The unusual case is being brought to the UN Working Group on Arbitrary Detentions (UNWGAD) by Zayn Al-Abidin Muhammad Husayn, known as Abu Zubaydah, who has been detained for 19 years without trial.
UNWGAD, part of the UN office of the high commissioner for human rights, has a mandate to investigate individual complaints of arbitrary detention and issue opinions and calls for redress, but has no power to impose sanctions on countries who do not comply.
Abu Zubaydah is a 50-year-old Palestinian raised in Saudi Arabia who was detained in 2002 and handed over the CIA. He was initially described as an al-Qaida leader, but the agency by 2006 had concluded he had not even been a member of the group. He has, however, been held at Guantánamo ever since, with no prospect of release.
His lawsuit, sent to the UN panel on Friday, says he was held in arbitrary detention and tortured in secret CIA interrogation facilities in Thailand, Poland, Morocco, Lithuania, Afghanistan and the US prison at Guantánamo. He is also suing the UK government, which he accuses of “complicity in rendition”, for participating in interrogations and receiving information it knew was obtained under torture.

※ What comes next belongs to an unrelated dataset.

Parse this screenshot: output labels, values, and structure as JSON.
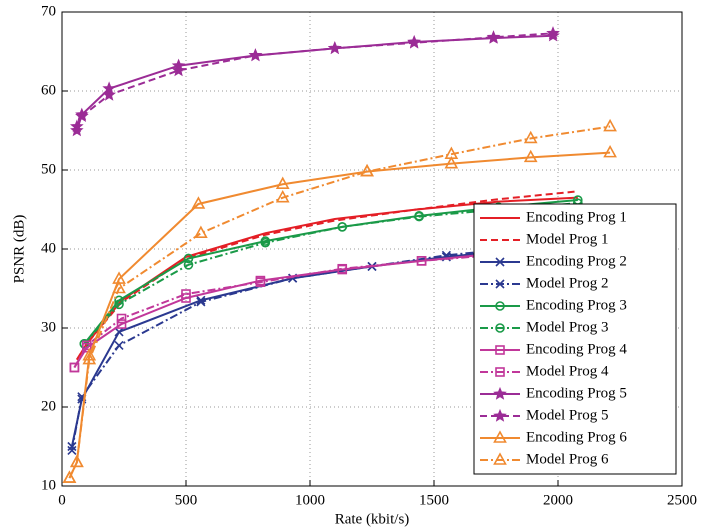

It is the first time legal action has been taken against the UK, Afghanistan, Morocco and Thailand for their role in the CIA rendition and torture programme.
“After 19 years of arbitrary detention, the only appropriate legal remedy for Abu Zubaydah is release and rehabilitation,” his international legal representative, Helen Duffy, said. “Recognition, apology, transparency, accountability and ensuring these violations do not happen again are all legal obligations, grossly neglected in the war on terror and the subject of this claim. But they are meaningless if ongoing violations are not brought to an end.”
Joe Biden has pledged to close the Guantánamo prison camp, and either free or transfer the remaining 40 inmates. However, Barack Obama also promised to shut down the camp but ran into resistance from the Pentagon and Congress and succeeded only in sharply reducing the number of inmates.
“How the Biden administration responds to international legal claims like this one will be a test of its newly stated commitment to international rule of law and human rights,” said Duffy, who is also the director of the advocacy group Human Rights in Practice.